Restoration of the case in question. Under no circumstances does repair during the warranty period lead to
to the corresponding granting of the guarantee period.
13.4 The above-mentioned guarantee obligations shall not apply if the defect found was caused by incompetent use, normal wear and tear or by the installation or use of the delivered item contrary to the instructions given by KiwiHesta B.V., or if the other party itself has made changes to the delivered item or has had repairs carried out to the delivered item.
Article 14 [Miscellaneous]
14 If the other party does not, does not timely or does not properly comply with any obligation, which is
for him from the agreement concluded with KiwiHesta B.V., as well as if the other party is declared bankrupt [including the application for bankruptcy],
or the other party applies for a suspension of payments, the following with regard to the other party
The Commission will decide whether the statutory debt rescheduling scheme should be applied provisionally or definitively,
decides whether to close down or liquidate [part] of its business, or to wind up its business, or
transfers the holding or a substantial part of it [the contribution of his holding to a company to be absorbed].
or pre-existing company], as well as if at the expense of
the other party is seized by way of execution, the other party dies, under
is placed under guardianship or administration, the latter shall be deemed to be in default by operation of law.
without any further notice of default being required. The other party shall not be entitled to any further notice of default.
is due to KiwiHesta B.V. at that time and in the future shall become immediately due and payable at once.
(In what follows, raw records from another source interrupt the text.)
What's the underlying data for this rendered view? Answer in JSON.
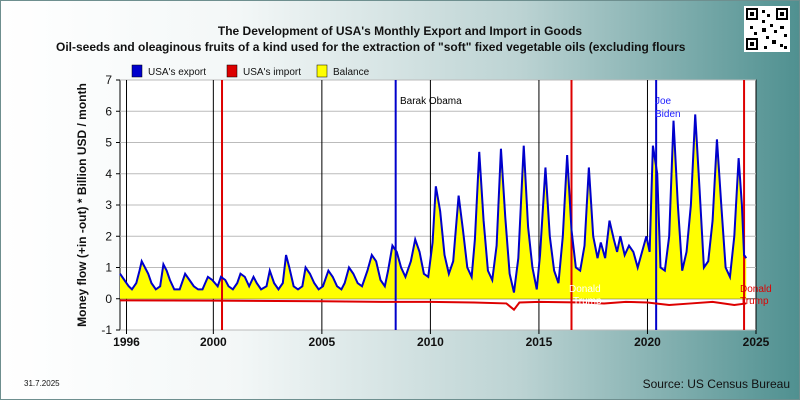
{
  "title_line1": "The Development of USA's Monthly Export and Import in Goods",
  "title_line2": "Oil-seeds and oleaginous fruits of a kind used for the extraction of \"soft\" fixed vegetable oils (excluding flours",
  "date": "31.7.2025",
  "source": "Source: US Census Bureau",
  "qr_label": "QR code",
  "colors": {
    "export": "#0000cc",
    "import": "#dd0000",
    "balance": "#ffff00",
    "presidents": [
      "#0000cc",
      "#dd0000",
      "#0000cc",
      "#dd0000"
    ]
  },
  "chart_data": {
    "type": "area",
    "ylabel": "Money flow (+in -out) * Billion USD / month",
    "ylim": [
      -1,
      7
    ],
    "yticks": [
      -1,
      0,
      1,
      2,
      3,
      4,
      5,
      6,
      7
    ],
    "xlim": [
      1995.7,
      2025.0
    ],
    "xticks": [
      1996,
      2000,
      2005,
      2010,
      2015,
      2020,
      2025
    ],
    "grid": true,
    "legend_position": "top-left",
    "series": [
      {
        "name": "USA's export",
        "key": "export"
      },
      {
        "name": "USA's import",
        "key": "import"
      },
      {
        "name": "Balance",
        "key": "balance"
      }
    ],
    "export_points": [
      [
        1995.7,
        0.8
      ],
      [
        1995.9,
        0.6
      ],
      [
        1996.1,
        0.4
      ],
      [
        1996.25,
        0.3
      ],
      [
        1996.45,
        0.5
      ],
      [
        1996.6,
        0.9
      ],
      [
        1996.7,
        1.2
      ],
      [
        1996.85,
        1.0
      ],
      [
        1997.0,
        0.8
      ],
      [
        1997.15,
        0.5
      ],
      [
        1997.35,
        0.3
      ],
      [
        1997.55,
        0.4
      ],
      [
        1997.7,
        1.1
      ],
      [
        1997.85,
        0.9
      ],
      [
        1998.0,
        0.6
      ],
      [
        1998.2,
        0.3
      ],
      [
        1998.45,
        0.3
      ],
      [
        1998.7,
        0.8
      ],
      [
        1998.9,
        0.6
      ],
      [
        1999.1,
        0.4
      ],
      [
        1999.3,
        0.3
      ],
      [
        1999.5,
        0.3
      ],
      [
        1999.75,
        0.7
      ],
      [
        1999.95,
        0.6
      ],
      [
        2000.2,
        0.4
      ],
      [
        2000.35,
        0.7
      ],
      [
        2000.55,
        0.6
      ],
      [
        2000.7,
        0.4
      ],
      [
        2000.9,
        0.3
      ],
      [
        2001.1,
        0.5
      ],
      [
        2001.25,
        0.8
      ],
      [
        2001.45,
        0.7
      ],
      [
        2001.65,
        0.4
      ],
      [
        2001.85,
        0.7
      ],
      [
        2002.0,
        0.5
      ],
      [
        2002.2,
        0.3
      ],
      [
        2002.45,
        0.4
      ],
      [
        2002.6,
        0.9
      ],
      [
        2002.8,
        0.5
      ],
      [
        2003.0,
        0.3
      ],
      [
        2003.2,
        0.5
      ],
      [
        2003.35,
        1.4
      ],
      [
        2003.5,
        1.0
      ],
      [
        2003.7,
        0.4
      ],
      [
        2003.9,
        0.3
      ],
      [
        2004.1,
        0.4
      ],
      [
        2004.25,
        1.0
      ],
      [
        2004.45,
        0.8
      ],
      [
        2004.65,
        0.5
      ],
      [
        2004.85,
        0.3
      ],
      [
        2005.05,
        0.4
      ],
      [
        2005.3,
        0.9
      ],
      [
        2005.5,
        0.7
      ],
      [
        2005.7,
        0.4
      ],
      [
        2005.9,
        0.3
      ],
      [
        2006.05,
        0.5
      ],
      [
        2006.25,
        1.0
      ],
      [
        2006.45,
        0.8
      ],
      [
        2006.65,
        0.5
      ],
      [
        2006.85,
        0.4
      ],
      [
        2007.1,
        0.9
      ],
      [
        2007.3,
        1.4
      ],
      [
        2007.5,
        1.2
      ],
      [
        2007.7,
        0.6
      ],
      [
        2007.9,
        0.4
      ],
      [
        2008.05,
        0.9
      ],
      [
        2008.25,
        1.7
      ],
      [
        2008.45,
        1.5
      ],
      [
        2008.65,
        1.0
      ],
      [
        2008.85,
        0.7
      ],
      [
        2009.1,
        1.2
      ],
      [
        2009.3,
        1.9
      ],
      [
        2009.5,
        1.5
      ],
      [
        2009.7,
        0.8
      ],
      [
        2009.9,
        0.7
      ],
      [
        2010.1,
        1.8
      ],
      [
        2010.25,
        3.6
      ],
      [
        2010.45,
        2.8
      ],
      [
        2010.65,
        1.4
      ],
      [
        2010.85,
        0.8
      ],
      [
        2011.05,
        1.2
      ],
      [
        2011.3,
        3.3
      ],
      [
        2011.5,
        2.2
      ],
      [
        2011.7,
        1.0
      ],
      [
        2011.9,
        0.7
      ],
      [
        2012.05,
        1.9
      ],
      [
        2012.25,
        4.7
      ],
      [
        2012.45,
        2.5
      ],
      [
        2012.65,
        0.9
      ],
      [
        2012.85,
        0.6
      ],
      [
        2013.05,
        1.7
      ],
      [
        2013.25,
        4.8
      ],
      [
        2013.45,
        2.6
      ],
      [
        2013.65,
        0.8
      ],
      [
        2013.85,
        0.2
      ],
      [
        2014.05,
        1.3
      ],
      [
        2014.3,
        4.9
      ],
      [
        2014.5,
        2.3
      ],
      [
        2014.7,
        1.0
      ],
      [
        2014.9,
        0.3
      ],
      [
        2015.05,
        1.4
      ],
      [
        2015.3,
        4.2
      ],
      [
        2015.5,
        2.0
      ],
      [
        2015.7,
        0.9
      ],
      [
        2015.9,
        0.5
      ],
      [
        2016.1,
        2.0
      ],
      [
        2016.3,
        4.6
      ],
      [
        2016.5,
        2.2
      ],
      [
        2016.7,
        1.0
      ],
      [
        2016.9,
        0.9
      ],
      [
        2017.1,
        1.7
      ],
      [
        2017.3,
        4.2
      ],
      [
        2017.5,
        2.0
      ],
      [
        2017.7,
        1.3
      ],
      [
        2017.85,
        1.8
      ],
      [
        2018.05,
        1.3
      ],
      [
        2018.25,
        2.5
      ],
      [
        2018.45,
        1.9
      ],
      [
        2018.6,
        1.5
      ],
      [
        2018.75,
        2.0
      ],
      [
        2018.95,
        1.4
      ],
      [
        2019.15,
        1.7
      ],
      [
        2019.35,
        1.5
      ],
      [
        2019.55,
        1.0
      ],
      [
        2019.75,
        1.5
      ],
      [
        2019.95,
        2.0
      ],
      [
        2020.1,
        1.5
      ],
      [
        2020.25,
        4.9
      ],
      [
        2020.45,
        4.0
      ],
      [
        2020.6,
        1.0
      ],
      [
        2020.8,
        0.9
      ],
      [
        2021.0,
        2.0
      ],
      [
        2021.2,
        5.7
      ],
      [
        2021.4,
        3.0
      ],
      [
        2021.6,
        0.9
      ],
      [
        2021.8,
        1.5
      ],
      [
        2022.0,
        3.0
      ],
      [
        2022.2,
        5.9
      ],
      [
        2022.4,
        3.5
      ],
      [
        2022.6,
        1.0
      ],
      [
        2022.8,
        1.2
      ],
      [
        2023.0,
        2.5
      ],
      [
        2023.2,
        5.1
      ],
      [
        2023.4,
        3.0
      ],
      [
        2023.6,
        1.0
      ],
      [
        2023.8,
        0.7
      ],
      [
        2024.0,
        2.0
      ],
      [
        2024.2,
        4.5
      ],
      [
        2024.35,
        3.0
      ],
      [
        2024.45,
        1.4
      ],
      [
        2024.55,
        1.3
      ]
    ],
    "import_points": [
      [
        1995.7,
        -0.05
      ],
      [
        2000.0,
        -0.06
      ],
      [
        2005.0,
        -0.08
      ],
      [
        2008.0,
        -0.1
      ],
      [
        2010.0,
        -0.1
      ],
      [
        2012.0,
        -0.12
      ],
      [
        2013.5,
        -0.15
      ],
      [
        2013.85,
        -0.35
      ],
      [
        2014.1,
        -0.12
      ],
      [
        2015.0,
        -0.1
      ],
      [
        2017.0,
        -0.12
      ],
      [
        2018.0,
        -0.15
      ],
      [
        2019.0,
        -0.1
      ],
      [
        2020.0,
        -0.12
      ],
      [
        2021.0,
        -0.2
      ],
      [
        2022.0,
        -0.15
      ],
      [
        2023.0,
        -0.1
      ],
      [
        2024.0,
        -0.2
      ],
      [
        2024.55,
        -0.15
      ]
    ],
    "presidents": [
      {
        "name": "",
        "year": 2000.4
      },
      {
        "name": "Barak Obama",
        "year": 2008.4
      },
      {
        "name": "Donald Trump",
        "year": 2016.5
      },
      {
        "name": "Joe Biden",
        "year": 2020.4
      },
      {
        "name": "Donald Trump",
        "year": 2024.45
      }
    ]
  },
  "labels": {
    "obama": "Barak Obama",
    "trump1_a": "Donald",
    "trump1_b": "Trump",
    "biden_a": "Joe",
    "biden_b": "Biden",
    "trump2_a": "Donald",
    "trump2_b": "Trump"
  }
}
In that case KiwiHesta B.V. may dissolve the agreement in whole or in part without judicial intervention.
Article 15 [Applicable law and competent court]
15 All agreements concluded with KiwiHesta B.V., as well as all disputes that may arise
as a result of an agreement in which the present General Terms and Conditions are fully applicable.
of gedeeltelijk van toepassing zijn, worden beheerst door Nederlands Recht. De in de vorige
zin bedoelde geschillen zullen worden beslist door de binnen het vestigingsgebied van KiwiHesta B.V. bevoegde Nederlandse burgerlijke rechter. Deze forumkeuze laat onverlet het recht van
KiwiHesta B.V. om het geschil voor te leggen aan de volgens de normale competentieregels bevoegde burgerlijke rechter.
De toepasselijkheid van het Weens Koopverdrag wordt uitdrukkelijk uitgesloten.